If you read the papers, the federal government’s proposed mandatory news bargaining code seems like the sliced bread of media regulation — the breakthrough that ends the disruption of old media.
The apparent benefits are exploding: once, it just levelled the power between old media and big tech; then it returned the advertising dollars that old media shed when big tech offered a better tool.
Now in Australia it’s apparently the solution to fake news and digital echo chambers while in the United States the Google and Facebook advertising duopoly hollowing out old media is being blamed for “cancel culture”.
But by donating a new money stream to old media, the code may well end up making fake news and the opinion silos it feeds much worse.
Social media platforms act as echo chambers (or the “oxygen of amplification” as Data & Society’s Whitney Phillips best describes it). But what are they echoing?
It’s usually the words of leading political figures (from Donald Trump to Craig Kelly) mediated through hot takes from masthead opinionists or cable news commentators in the conservative media ecosystem that, through News Corp, dominates Australia.
A guaranteed income flow from big tech to old media removes the market demand of having to broaden the audience prepared to pay for the product. It exchanges the social licence given by willing users for a political licence given by a friendly government.
While the market has always been a clunky tool to force accuracy in news media — fake news is also about demand as supply — it’s always been better than the alternative of government mandate.
Right now, in the US, Fox News is finding out what happens when the market turns against you: advertisers pulling out (under pressure from groups like Sleeping Giants) and the audience going both further to the right and back to the fact-based centre.
It’s also facing bankrupt-making legal cases for broadcasting falsehoods. Voting technology company Smartmatic is suing Fox and three of its presenters for US$2.7billion over false claims they broadcast that wrapped it into the “stolen election” narrative.

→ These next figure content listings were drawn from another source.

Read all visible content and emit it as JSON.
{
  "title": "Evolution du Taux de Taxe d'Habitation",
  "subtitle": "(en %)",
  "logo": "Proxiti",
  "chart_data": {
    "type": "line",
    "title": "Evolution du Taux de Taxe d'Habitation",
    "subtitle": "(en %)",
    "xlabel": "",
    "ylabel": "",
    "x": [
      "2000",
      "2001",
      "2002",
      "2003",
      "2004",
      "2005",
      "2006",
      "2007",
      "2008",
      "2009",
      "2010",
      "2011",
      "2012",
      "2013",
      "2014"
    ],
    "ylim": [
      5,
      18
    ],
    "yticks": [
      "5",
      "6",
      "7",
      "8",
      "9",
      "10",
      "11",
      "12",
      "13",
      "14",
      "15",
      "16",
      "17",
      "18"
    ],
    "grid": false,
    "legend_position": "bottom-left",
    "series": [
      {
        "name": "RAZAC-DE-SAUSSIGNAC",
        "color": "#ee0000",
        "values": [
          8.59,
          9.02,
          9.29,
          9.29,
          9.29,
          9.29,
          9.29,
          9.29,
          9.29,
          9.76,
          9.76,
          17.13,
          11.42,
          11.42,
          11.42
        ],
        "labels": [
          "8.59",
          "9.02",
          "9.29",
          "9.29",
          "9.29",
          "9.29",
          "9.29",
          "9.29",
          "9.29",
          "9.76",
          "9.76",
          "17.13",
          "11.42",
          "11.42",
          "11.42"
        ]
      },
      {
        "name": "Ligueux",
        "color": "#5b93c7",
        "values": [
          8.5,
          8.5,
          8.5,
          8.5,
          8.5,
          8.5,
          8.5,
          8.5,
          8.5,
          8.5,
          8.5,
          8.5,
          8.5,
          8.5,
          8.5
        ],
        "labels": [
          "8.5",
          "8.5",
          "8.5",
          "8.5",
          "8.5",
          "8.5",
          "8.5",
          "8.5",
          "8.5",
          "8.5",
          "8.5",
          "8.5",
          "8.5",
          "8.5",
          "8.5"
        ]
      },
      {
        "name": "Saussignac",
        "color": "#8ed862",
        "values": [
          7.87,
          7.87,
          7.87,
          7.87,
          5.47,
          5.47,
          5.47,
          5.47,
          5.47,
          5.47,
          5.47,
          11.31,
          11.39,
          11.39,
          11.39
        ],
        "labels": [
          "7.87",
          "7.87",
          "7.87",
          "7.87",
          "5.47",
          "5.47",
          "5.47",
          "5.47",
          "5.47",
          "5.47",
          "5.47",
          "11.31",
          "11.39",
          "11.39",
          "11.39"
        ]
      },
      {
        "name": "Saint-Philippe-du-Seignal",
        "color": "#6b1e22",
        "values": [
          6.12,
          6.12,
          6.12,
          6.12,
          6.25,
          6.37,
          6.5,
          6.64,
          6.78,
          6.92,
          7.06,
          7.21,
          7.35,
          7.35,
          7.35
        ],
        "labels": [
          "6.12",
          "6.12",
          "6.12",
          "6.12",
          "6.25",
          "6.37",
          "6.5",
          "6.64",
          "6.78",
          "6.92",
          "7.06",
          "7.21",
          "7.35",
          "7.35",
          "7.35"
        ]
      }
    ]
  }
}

This threatens to be this decade’s equivalent of the UK hacking scandal which cost the Murdoch companies more than $1.6 billion, forced News of the World to close, ended the family’s bid for full ownership of Sky UK, and ended the rise of James Murdoch. (That last bit? That’s the bit current heir Lachlan will be thinking about.)
Fox News has whiplashed. Before the case landed, it was shifting right, bringing forward its nighttime opinion programming, making its daytime news more opinionated and promoting its Trumpist presenters.

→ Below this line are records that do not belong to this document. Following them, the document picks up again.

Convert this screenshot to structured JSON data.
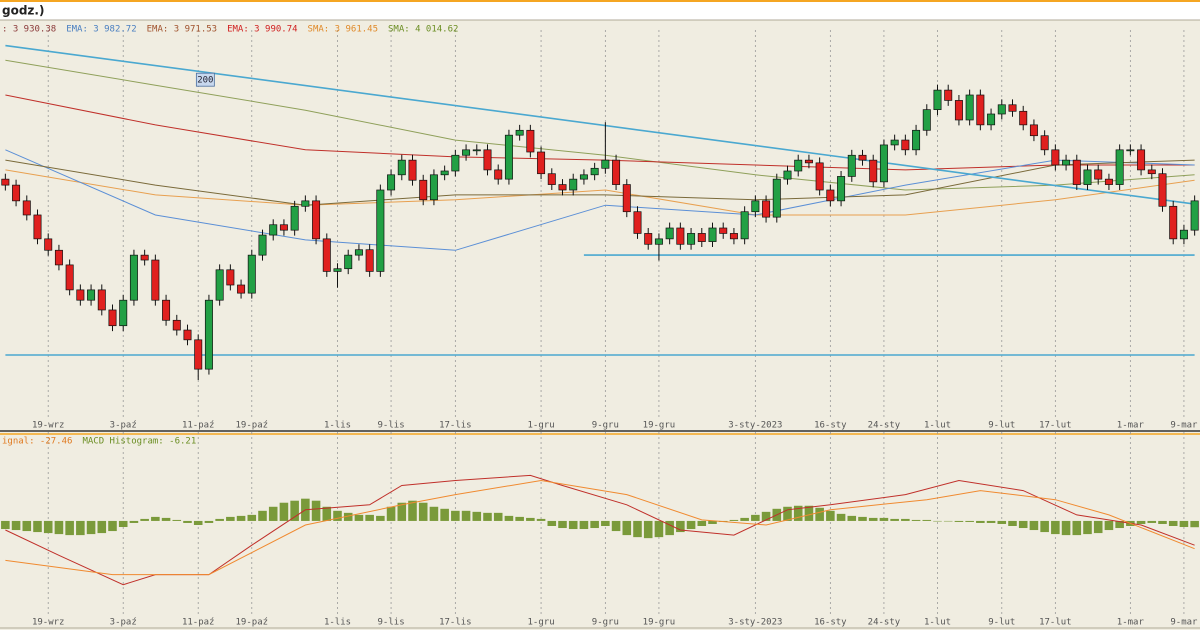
{
  "header": {
    "title": "godz.)"
  },
  "chart_data": [
    {
      "type": "candlestick",
      "indicators": [
        {
          "text": ": 3 930.38",
          "color": "#8b3a3a"
        },
        {
          "text": "EMA: 3 982.72",
          "color": "#4a7fc1"
        },
        {
          "text": "EMA: 3 971.53",
          "color": "#a0522d"
        },
        {
          "text": "EMA: 3 990.74",
          "color": "#d02020"
        },
        {
          "text": "SMA: 3 961.45",
          "color": "#e08a2a"
        },
        {
          "text": "SMA: 4 014.62",
          "color": "#6b8e23"
        }
      ],
      "annotation": "200",
      "up_color": "#22a045",
      "down_color": "#e0201f",
      "ylim": [
        3500,
        4200
      ],
      "open": [
        3940,
        3929,
        3900,
        3874,
        3830,
        3809,
        3782,
        3736,
        3717,
        3736,
        3699,
        3670,
        3717,
        3800,
        3791,
        3717,
        3680,
        3662,
        3644,
        3590,
        3717,
        3773,
        3745,
        3730,
        3800,
        3837,
        3856,
        3846,
        3890,
        3900,
        3830,
        3770,
        3775,
        3800,
        3810,
        3770,
        3920,
        3948,
        3975,
        3938,
        3902,
        3948,
        3955,
        3984,
        3994,
        3994,
        3957,
        3940,
        4021,
        4030,
        3990,
        3950,
        3930,
        3920,
        3940,
        3948,
        3960,
        3975,
        3930,
        3880,
        3840,
        3820,
        3830,
        3850,
        3820,
        3840,
        3825,
        3850,
        3840,
        3830,
        3880,
        3900,
        3870,
        3940,
        3955,
        3975,
        3970,
        3920,
        3900,
        3945,
        3984,
        3975,
        3935,
        4003,
        4012,
        3994,
        4030,
        4068,
        4104,
        4085,
        4049,
        4095,
        4040,
        4060,
        4077,
        4065,
        4040,
        4020,
        3994,
        3966,
        3975,
        3930,
        3957,
        3940,
        3930,
        3994,
        3994,
        3957,
        3950,
        3890,
        3830,
        3846
      ],
      "high": [
        3950,
        3939,
        3910,
        3884,
        3840,
        3819,
        3792,
        3746,
        3746,
        3746,
        3709,
        3727,
        3810,
        3810,
        3801,
        3727,
        3690,
        3672,
        3654,
        3727,
        3783,
        3783,
        3755,
        3810,
        3847,
        3866,
        3866,
        3900,
        3910,
        3910,
        3840,
        3785,
        3810,
        3820,
        3820,
        3930,
        3958,
        3985,
        3985,
        3948,
        3958,
        3965,
        3994,
        4004,
        4004,
        4004,
        3967,
        4031,
        4040,
        4040,
        4000,
        3960,
        3940,
        3950,
        3958,
        3970,
        4045,
        3985,
        3940,
        3890,
        3850,
        3840,
        3860,
        3860,
        3850,
        3850,
        3860,
        3860,
        3850,
        3890,
        3910,
        3910,
        3950,
        3965,
        3985,
        3985,
        3980,
        3930,
        3955,
        3994,
        3994,
        3985,
        4013,
        4022,
        4022,
        4040,
        4078,
        4114,
        4114,
        4095,
        4105,
        4105,
        4070,
        4087,
        4087,
        4075,
        4050,
        4030,
        4004,
        3985,
        3985,
        3967,
        3967,
        3950,
        4004,
        4004,
        4004,
        3967,
        3960,
        3900,
        3856,
        3910
      ],
      "low": [
        3919,
        3890,
        3864,
        3820,
        3799,
        3772,
        3726,
        3707,
        3707,
        3689,
        3660,
        3660,
        3707,
        3781,
        3707,
        3670,
        3652,
        3634,
        3570,
        3580,
        3707,
        3735,
        3720,
        3720,
        3790,
        3827,
        3836,
        3836,
        3880,
        3820,
        3760,
        3740,
        3765,
        3790,
        3760,
        3760,
        3910,
        3938,
        3928,
        3892,
        3892,
        3938,
        3945,
        3974,
        3984,
        3947,
        3930,
        3930,
        4011,
        3980,
        3940,
        3920,
        3910,
        3910,
        3930,
        3938,
        3950,
        3920,
        3870,
        3830,
        3810,
        3790,
        3820,
        3810,
        3810,
        3815,
        3815,
        3830,
        3820,
        3820,
        3870,
        3860,
        3860,
        3930,
        3945,
        3960,
        3910,
        3890,
        3890,
        3935,
        3965,
        3925,
        3925,
        3993,
        3984,
        3984,
        4020,
        4058,
        4075,
        4039,
        4039,
        4030,
        4030,
        4050,
        4055,
        4030,
        4010,
        3984,
        3956,
        3956,
        3920,
        3920,
        3930,
        3920,
        3920,
        3984,
        3947,
        3940,
        3880,
        3820,
        3820,
        3836
      ],
      "close": [
        3929,
        3900,
        3874,
        3830,
        3809,
        3782,
        3736,
        3717,
        3736,
        3699,
        3670,
        3717,
        3800,
        3791,
        3717,
        3680,
        3662,
        3644,
        3590,
        3717,
        3773,
        3745,
        3730,
        3800,
        3837,
        3856,
        3846,
        3890,
        3900,
        3830,
        3770,
        3775,
        3800,
        3810,
        3770,
        3920,
        3948,
        3975,
        3938,
        3902,
        3948,
        3955,
        3984,
        3994,
        3994,
        3957,
        3940,
        4021,
        4030,
        3990,
        3950,
        3930,
        3920,
        3940,
        3948,
        3960,
        3975,
        3930,
        3880,
        3840,
        3820,
        3830,
        3850,
        3820,
        3840,
        3825,
        3850,
        3840,
        3830,
        3880,
        3900,
        3870,
        3940,
        3955,
        3975,
        3970,
        3920,
        3900,
        3945,
        3984,
        3975,
        3935,
        4003,
        4012,
        3994,
        4030,
        4068,
        4104,
        4085,
        4049,
        4095,
        4040,
        4060,
        4077,
        4065,
        4040,
        4020,
        3994,
        3966,
        3975,
        3930,
        3957,
        3940,
        3930,
        3994,
        3994,
        3957,
        3950,
        3890,
        3830,
        3846,
        3900
      ],
      "moving_averages": [
        {
          "color": "#8fa05a",
          "x": [
            0,
            14,
            28,
            42,
            56,
            70,
            84,
            98,
            111
          ],
          "values": [
            4159,
            4113,
            4067,
            4012,
            3984,
            3948,
            3920,
            3929,
            3948
          ]
        },
        {
          "color": "#c0302a",
          "x": [
            0,
            14,
            28,
            42,
            56,
            70,
            84,
            98,
            111
          ],
          "values": [
            4095,
            4040,
            3994,
            3981,
            3975,
            3966,
            3957,
            3966,
            3966
          ]
        },
        {
          "color": "#e8a050",
          "x": [
            0,
            14,
            28,
            42,
            56,
            70,
            84,
            98,
            111
          ],
          "values": [
            3957,
            3911,
            3892,
            3902,
            3920,
            3874,
            3874,
            3902,
            3938
          ]
        },
        {
          "color": "#5b8fd6",
          "x": [
            0,
            14,
            28,
            42,
            56,
            70,
            84,
            98,
            111
          ],
          "values": [
            3994,
            3874,
            3828,
            3809,
            3892,
            3874,
            3929,
            3975,
            3966
          ]
        },
        {
          "color": "#7a6a3a",
          "x": [
            0,
            14,
            28,
            42,
            56,
            70,
            84,
            98,
            111
          ],
          "values": [
            3975,
            3929,
            3892,
            3911,
            3911,
            3902,
            3911,
            3966,
            3975
          ]
        }
      ],
      "trendlines": [
        {
          "color": "#4aa8d0",
          "x": [
            0,
            111
          ],
          "values": [
            4186,
            3894
          ]
        },
        {
          "color": "#4aa8d0",
          "x": [
            54,
            111
          ],
          "values": [
            3800,
            3800
          ]
        },
        {
          "color": "#4aa8d0",
          "x": [
            0,
            111
          ],
          "values": [
            3616,
            3616
          ]
        }
      ],
      "xticks": [
        {
          "value": 4,
          "label": "19-wrz"
        },
        {
          "value": 11,
          "label": "3-paź"
        },
        {
          "value": 18,
          "label": "11-paź"
        },
        {
          "value": 23,
          "label": "19-paź"
        },
        {
          "value": 31,
          "label": "1-lis"
        },
        {
          "value": 36,
          "label": "9-lis"
        },
        {
          "value": 42,
          "label": "17-lis"
        },
        {
          "value": 50,
          "label": "1-gru"
        },
        {
          "value": 56,
          "label": "9-gru"
        },
        {
          "value": 61,
          "label": "19-gru"
        },
        {
          "value": 70,
          "label": "3-sty-2023"
        },
        {
          "value": 77,
          "label": "16-sty"
        },
        {
          "value": 82,
          "label": "24-sty"
        },
        {
          "value": 87,
          "label": "1-lut"
        },
        {
          "value": 93,
          "label": "9-lut"
        },
        {
          "value": 98,
          "label": "17-lut"
        },
        {
          "value": 105,
          "label": "1-mar"
        },
        {
          "value": 110,
          "label": "9-mar"
        }
      ]
    },
    {
      "type": "macd",
      "indicators": [
        {
          "text": "ignal: -27.46",
          "color": "#e07a20"
        },
        {
          "text": "MACD Histogram: -6.21",
          "color": "#6b8e23"
        }
      ],
      "ylim": [
        -90,
        80
      ],
      "histogram": {
        "color": "#7a9a3a",
        "values": [
          -8,
          -9,
          -10,
          -11,
          -12,
          -13,
          -14,
          -14,
          -13,
          -12,
          -10,
          -6,
          -2,
          2,
          4,
          3,
          1,
          -2,
          -4,
          -2,
          2,
          4,
          5,
          6,
          10,
          14,
          18,
          20,
          22,
          20,
          14,
          10,
          8,
          6,
          6,
          5,
          14,
          18,
          20,
          18,
          14,
          12,
          10,
          10,
          9,
          8,
          8,
          5,
          4,
          3,
          2,
          -5,
          -7,
          -8,
          -8,
          -7,
          -5,
          -10,
          -14,
          -16,
          -17,
          -16,
          -14,
          -11,
          -8,
          -5,
          -3,
          -1,
          1,
          3,
          6,
          9,
          12,
          14,
          15,
          15,
          13,
          10,
          7,
          5,
          4,
          3,
          3,
          2,
          2,
          1,
          1,
          0,
          0,
          -1,
          -1,
          -2,
          -2,
          -3,
          -5,
          -7,
          -9,
          -11,
          -13,
          -14,
          -14,
          -13,
          -12,
          -9,
          -7,
          -5,
          -3,
          -2,
          -3,
          -5,
          -6,
          -6.21
        ]
      },
      "series": [
        {
          "color": "#c0302a",
          "x": [
            0,
            5,
            11,
            14,
            19,
            23,
            28,
            34,
            37,
            42,
            49,
            52,
            58,
            63,
            68,
            73,
            77,
            84,
            89,
            95,
            100,
            106,
            111
          ],
          "values": [
            -9,
            -34,
            -63,
            -53,
            -53,
            -24,
            11,
            16,
            35,
            40,
            45,
            35,
            16,
            -9,
            -14,
            11,
            16,
            26,
            40,
            30,
            6,
            -4,
            -24
          ]
        },
        {
          "color": "#f08a30",
          "x": [
            0,
            10,
            19,
            28,
            37,
            42,
            50,
            58,
            65,
            71,
            77,
            86,
            91,
            98,
            103,
            111
          ],
          "values": [
            -39,
            -53,
            -53,
            -4,
            16,
            26,
            40,
            26,
            1,
            -4,
            11,
            21,
            30,
            21,
            6,
            -27.46
          ]
        }
      ],
      "xticks": [
        {
          "value": 4,
          "label": "19-wrz"
        },
        {
          "value": 11,
          "label": "3-paź"
        },
        {
          "value": 18,
          "label": "11-paź"
        },
        {
          "value": 23,
          "label": "19-paź"
        },
        {
          "value": 31,
          "label": "1-lis"
        },
        {
          "value": 36,
          "label": "9-lis"
        },
        {
          "value": 42,
          "label": "17-lis"
        },
        {
          "value": 50,
          "label": "1-gru"
        },
        {
          "value": 56,
          "label": "9-gru"
        },
        {
          "value": 61,
          "label": "19-gru"
        },
        {
          "value": 70,
          "label": "3-sty-2023"
        },
        {
          "value": 77,
          "label": "16-sty"
        },
        {
          "value": 82,
          "label": "24-sty"
        },
        {
          "value": 87,
          "label": "1-lut"
        },
        {
          "value": 93,
          "label": "9-lut"
        },
        {
          "value": 98,
          "label": "17-lut"
        },
        {
          "value": 105,
          "label": "1-mar"
        },
        {
          "value": 110,
          "label": "9-mar"
        }
      ]
    }
  ]
}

Now one of the three presenters named in the Smartmatic writ — early Trump-backer Lou Dobbs — has been moved on. As plenty of the company’s UK journalists discovered post-hacking, company loyalty ends where the family’s survival begins.
No wonder a Google/Facebook income flow seems an easier way out than dealing with an ungrateful audience. That’s why News Corp is hanging tough. (And why Canada’s old media oligopoly came out with blank front pages last week to pressure the government to help them gouge income out of the platforms.)
How much are the publishers hanging out for? In the early ambit claims, News Corp’s Australian boss Michael Miller nodded at $1 billion and Nine’s Peter Costello reckoned $600 million would do. They would be expecting between a quarter and a third of that. (One of the interesting fights to watch is what cut the Daily Mail expects for its 15% of Australia’s digital news audience.)
Google has announced a global pool of $1.3 billion, reflected in the annual €50 million French deal. This translates to about $50 million in Australia, which seems to be the basis of Google’s News Showcase deals based on the reported $2 million being paid to ACM for its 4% of the digital market.
Given the pressure on Google (and its continued profitability) expect the global pool (and Australia’s share) to double, with a squeaky wheel loading for Australia perhaps mediated through other Google products such as YouTube, the Play Store and Google subscriptions.
It’s nice money, although it may end up hurrying on old media’s day of reckoning with its audience.
Private Media, the parent company of Crikey, is a participant in the Google Showcase program. Content from Crikey and other Private Media brands is featured on Showcase as part of a commercial partnership.